A key driver of the selling has been India’s premium valuation. As a result, market valuations have corrected toward the lower end of their five-year range after historically trading at a premium supported by strong macro fundamentals and robust domestic participation. The Nifty 50 is down 13.5% from its 52-week high. This correction puts the market in a more favorable position for a rebound, assuming the geopolitical conflict remains short-lived.
| Sector | Index Decline |
|---|---|
| Realty | 36% |
| Media | 29% |
| IT | 26% |
| FMCG | 20% |
| Auto | 16% |
Several rated stocks and sectors have seen sharp declines in both prices and valuations, creating selective opportunities.
Despite the correction, uncertainty remains elevated given limited signals of a near-term resolution, leaving room for further consolidation. On longer-term valuation metrics (for example, Nifty forward P/E versus its own 15-year average), India does not yet screen compelling enough to justify a broad rerating. The Nifty 50 currently trades at a one-year forward P/E of 17.7x versus a 15-year average of 17.0x (a modest premium).
Looking ahead to the next ~10 days, outcomes from West Asia peace talks and India’s relative positioning within emerging markets will be important for FII sentiment. India’s valuation in US-dollar terms has eased from ~21–22x to ~19x over the past year, but it remains elevated versus its own history. The valuation premium has contracted from ~100% to ~60–65%, which is close to the long-term average—suggesting flows could stabilise gradually.

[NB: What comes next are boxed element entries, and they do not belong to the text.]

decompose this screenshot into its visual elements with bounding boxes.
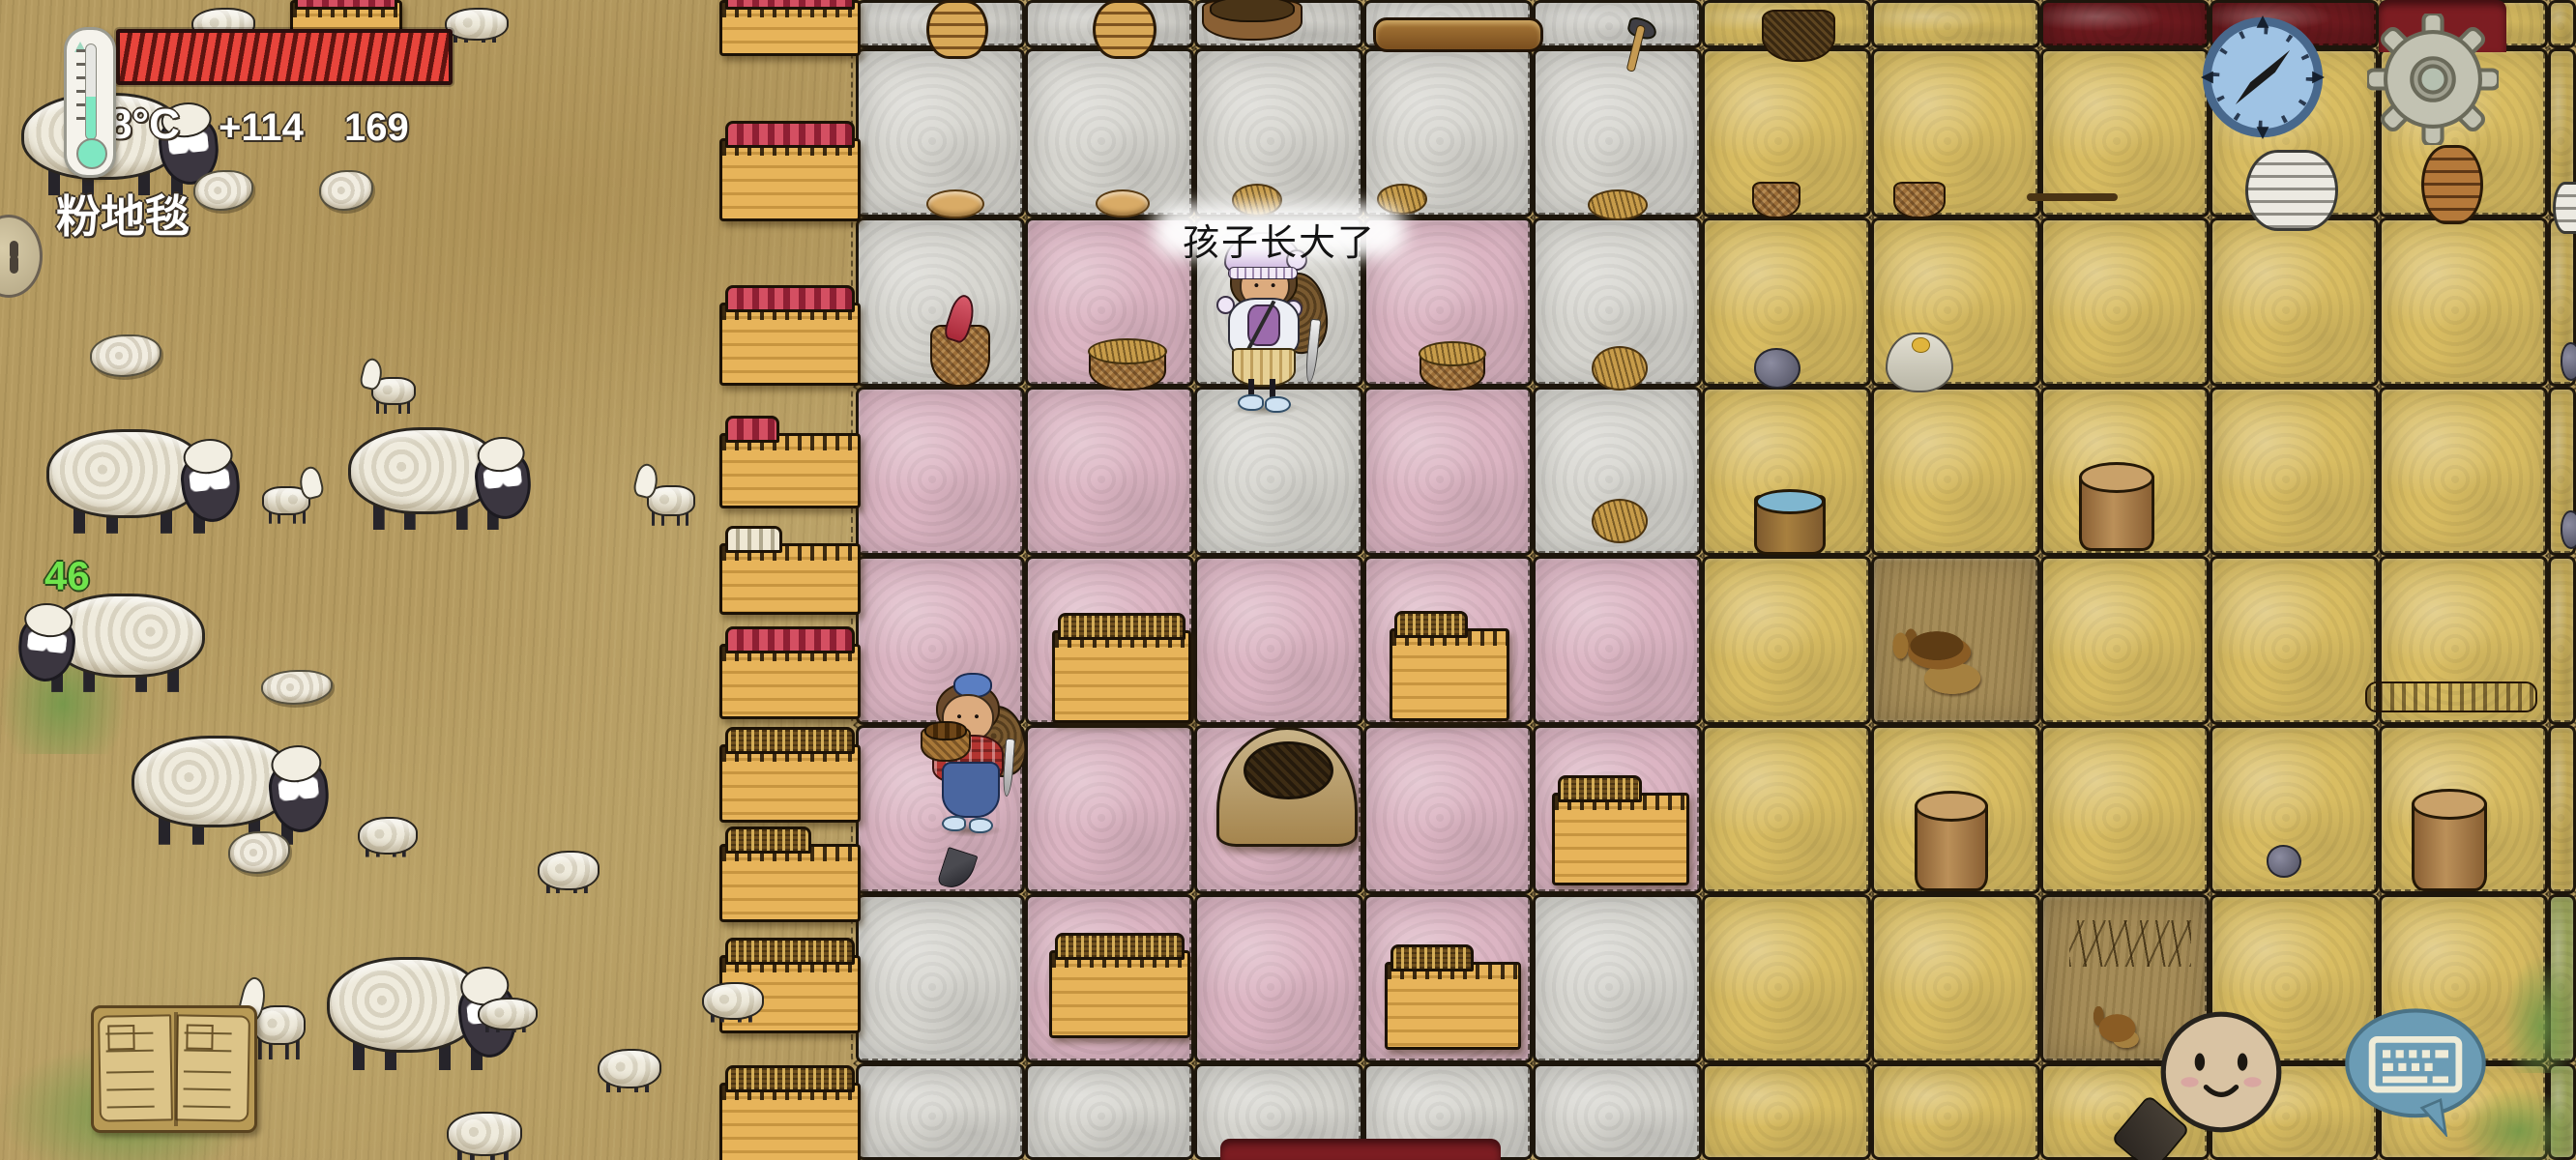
carpet-tile[interactable]	[1194, 894, 1363, 1063]
sheep[interactable]	[132, 731, 321, 845]
carpet-tile[interactable]	[2210, 218, 2379, 387]
needle-item[interactable]	[2027, 193, 2118, 201]
stone-item[interactable]	[2561, 510, 2576, 549]
fleece[interactable]	[228, 831, 290, 874]
side-panel-handle-icon[interactable]	[0, 215, 43, 298]
carpet-tile[interactable]	[2379, 387, 2548, 556]
carpet-tile[interactable]	[2040, 48, 2210, 218]
carpet-tile[interactable]	[2040, 725, 2210, 894]
crate-item[interactable]	[719, 543, 861, 615]
floor-tile-label: 粉地毯	[56, 182, 190, 246]
basket-item[interactable]	[1420, 350, 1485, 391]
weight-label: 169	[344, 106, 409, 150]
crafting-guide-book-icon[interactable]	[91, 1005, 257, 1133]
fleece[interactable]	[90, 334, 161, 377]
shoe	[1265, 396, 1291, 413]
redstrip-item[interactable]	[1220, 1139, 1501, 1160]
crock-item[interactable]	[2412, 797, 2487, 891]
crate-item[interactable]	[719, 1083, 861, 1160]
carpet-tile[interactable]	[2040, 0, 2210, 48]
carpet-tile[interactable]	[1363, 725, 1533, 894]
fleece[interactable]	[319, 170, 373, 211]
basket-item[interactable]	[1089, 348, 1166, 391]
carpet-tile[interactable]	[1702, 894, 1871, 1063]
game-viewport[interactable]: 孩子长大了 8°C +114 169 粉地毯 46	[0, 0, 2576, 1160]
carpet-tile[interactable]	[2040, 218, 2210, 387]
crock-item[interactable]	[1915, 798, 1988, 891]
child-character[interactable]	[921, 677, 1021, 833]
basket-item[interactable]	[1762, 10, 1835, 62]
stone-item[interactable]	[1754, 348, 1800, 389]
basket-item[interactable]	[1752, 182, 1800, 218]
food-bonus-label: +114	[219, 106, 304, 150]
sheaf-item[interactable]	[1592, 499, 1648, 543]
rabbits-item[interactable]	[1880, 609, 2009, 717]
crate-item[interactable]	[719, 433, 861, 508]
fleece[interactable]	[261, 670, 333, 705]
sheep-count-label: 46	[44, 553, 90, 599]
carpet-tile[interactable]	[2548, 725, 2576, 894]
log-item[interactable]	[1373, 17, 1543, 52]
compass-icon[interactable]	[2201, 15, 2325, 139]
carpet-tile[interactable]	[2210, 556, 2379, 725]
carpet-tile[interactable]	[1702, 725, 1871, 894]
thermometer-icon	[64, 27, 116, 178]
crate-item[interactable]	[1049, 950, 1190, 1038]
sheep[interactable]	[348, 423, 524, 530]
sheaf-item[interactable]	[1588, 189, 1648, 220]
carpet-tile[interactable]	[856, 894, 1025, 1063]
carpet-tile[interactable]	[2379, 218, 2548, 387]
goat[interactable]	[257, 470, 319, 524]
carpet-tile[interactable]	[2210, 387, 2379, 556]
tortilla-item[interactable]	[926, 189, 984, 218]
book-page	[175, 1014, 250, 1121]
carpet-tile[interactable]	[1363, 387, 1533, 556]
emote-smiley-icon[interactable]	[2158, 1009, 2284, 1135]
chat-keyboard-icon[interactable]	[2342, 1005, 2489, 1137]
crate-item[interactable]	[1552, 793, 1689, 885]
tstack-item[interactable]	[1093, 0, 1156, 59]
crate-item[interactable]	[719, 644, 861, 719]
thermometer-tube	[85, 44, 97, 140]
grass-item[interactable]	[2504, 957, 2576, 1073]
tstack-item[interactable]	[926, 0, 988, 59]
crate-item[interactable]	[1385, 962, 1521, 1050]
carpet-tile[interactable]	[1025, 725, 1194, 894]
stone-item[interactable]	[2561, 342, 2576, 381]
settings-gear-icon[interactable]	[2367, 14, 2499, 145]
stone-item[interactable]	[2267, 845, 2301, 878]
crate-item[interactable]	[719, 303, 861, 386]
goat[interactable]	[638, 468, 700, 526]
carpet-tile[interactable]	[1702, 1063, 1871, 1160]
lamb[interactable]	[702, 980, 760, 1023]
fleece[interactable]	[193, 170, 253, 211]
crate-item[interactable]	[719, 138, 861, 221]
carpet-tile[interactable]	[1194, 556, 1363, 725]
sheaf-item[interactable]	[1592, 346, 1648, 391]
lamb[interactable]	[598, 1047, 658, 1092]
carpet-tile[interactable]	[1871, 894, 2040, 1063]
carpet-tile[interactable]	[1871, 387, 2040, 556]
piestack-item[interactable]	[2421, 145, 2483, 224]
twigs-item[interactable]	[2069, 920, 2191, 967]
stick-item[interactable]	[2365, 682, 2537, 712]
pstack-item[interactable]	[2245, 150, 2338, 231]
overalls	[942, 762, 1000, 818]
crate-item[interactable]	[1052, 630, 1191, 723]
lamb[interactable]	[445, 6, 505, 43]
carpet-tile[interactable]	[2548, 0, 2576, 48]
thermometer-bulb	[76, 138, 107, 169]
basket-item[interactable]	[1893, 182, 1946, 218]
carpet-tile[interactable]	[1025, 387, 1194, 556]
temperature-bar	[116, 29, 453, 85]
crock-item[interactable]	[2079, 470, 2154, 551]
shoe	[969, 818, 993, 833]
tortilla-item[interactable]	[1096, 189, 1150, 218]
shoe	[942, 816, 966, 831]
shoe	[1238, 394, 1264, 411]
lamb[interactable]	[478, 996, 534, 1032]
crate-item[interactable]	[1390, 628, 1509, 721]
basket-item[interactable]	[930, 325, 990, 387]
crate-item[interactable]	[719, 744, 861, 823]
goat[interactable]	[364, 362, 420, 414]
carpet-tile[interactable]	[1025, 1063, 1194, 1160]
crate-item[interactable]	[719, 0, 861, 56]
crate-item[interactable]	[719, 844, 861, 922]
sack-item[interactable]	[1886, 333, 1953, 392]
book-page	[98, 1014, 173, 1121]
temperature-label: 8°C	[108, 101, 180, 149]
carpet-tile[interactable]	[1871, 1063, 2040, 1160]
speech-text: 孩子长大了	[1153, 213, 1406, 266]
basket-item[interactable]	[1202, 0, 1303, 41]
bucket-item[interactable]	[1754, 495, 1826, 555]
carpet-tile[interactable]	[2040, 556, 2210, 725]
lamb[interactable]	[447, 1110, 518, 1160]
rabbit-item[interactable]	[2083, 996, 2154, 1063]
carpet-tile[interactable]	[1871, 0, 2040, 48]
lamb[interactable]	[358, 815, 414, 857]
carpet-tile[interactable]	[1702, 556, 1871, 725]
carpet-tile[interactable]	[2548, 556, 2576, 725]
carpet-tile[interactable]	[1533, 1063, 1702, 1160]
held-basket	[921, 727, 971, 762]
lamb[interactable]	[538, 849, 596, 893]
carpet-tile[interactable]	[856, 387, 1025, 556]
sheep[interactable]	[46, 425, 232, 534]
sheep[interactable]	[25, 590, 205, 692]
pstack-item[interactable]	[2553, 182, 2576, 234]
carpet-tile[interactable]	[1533, 556, 1702, 725]
carpet-tile[interactable]	[856, 1063, 1025, 1160]
carpet-tile[interactable]	[1533, 894, 1702, 1063]
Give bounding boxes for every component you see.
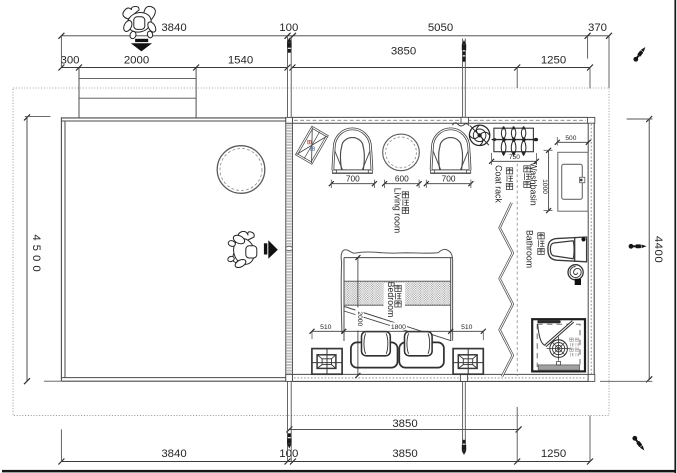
svg-text:700: 700 [442, 174, 456, 184]
svg-text:2000: 2000 [356, 311, 363, 326]
svg-text:3840: 3840 [161, 448, 186, 460]
svg-text:3840: 3840 [161, 22, 186, 34]
svg-text:1250: 1250 [541, 448, 566, 460]
svg-text:2000: 2000 [124, 55, 149, 67]
svg-text:700: 700 [346, 174, 360, 184]
svg-text:1800: 1800 [391, 324, 406, 331]
svg-text:4500: 4500 [30, 234, 42, 275]
svg-text:300: 300 [60, 55, 79, 67]
svg-text:Washbasin: Washbasin [529, 162, 539, 205]
svg-text:5050: 5050 [428, 22, 453, 34]
svg-text:Bathroom: Bathroom [525, 230, 535, 268]
svg-text:4400: 4400 [652, 236, 664, 263]
svg-text:510: 510 [461, 324, 473, 331]
svg-text:750: 750 [509, 154, 520, 161]
svg-text:100: 100 [279, 22, 298, 34]
svg-text:370: 370 [588, 22, 607, 34]
svg-text:100: 100 [279, 448, 298, 460]
svg-text:3850: 3850 [392, 448, 417, 460]
svg-text:Living room: Living room [393, 188, 403, 233]
svg-text:3850: 3850 [391, 46, 416, 58]
svg-text:1540: 1540 [228, 55, 253, 67]
svg-text:Coat rack: Coat rack [494, 165, 504, 203]
svg-text:1250: 1250 [541, 55, 566, 67]
svg-text:510: 510 [320, 324, 332, 331]
svg-text:Bedroom: Bedroom [386, 282, 396, 318]
svg-text:600: 600 [395, 174, 409, 184]
svg-text:3850: 3850 [392, 418, 417, 430]
svg-text:500: 500 [565, 135, 576, 142]
svg-text:1000: 1000 [541, 179, 548, 194]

Historically, geopolitical conflicts tend to increase volatility and weigh on near-term equity performance, but they can also create attractive entry points for long-term investors. A similar pattern is plausible this time: ongoing FII selling and softer domestic inflows (both DII and retail) could improve prospective entry levels, although near-term downside risks remain. Extending the peace-talk window from five days to ten days keeps hopes of resolution alive but also prolongs uncertainty and the risk of further earnings pressure in the near term.
Read also: RBI Policy Preview: A Cautionary Wait Ahead
Investor Takeaway
Investors should be cautious and consider rebalancing their portfolios as the market correction may present a buying opportunity.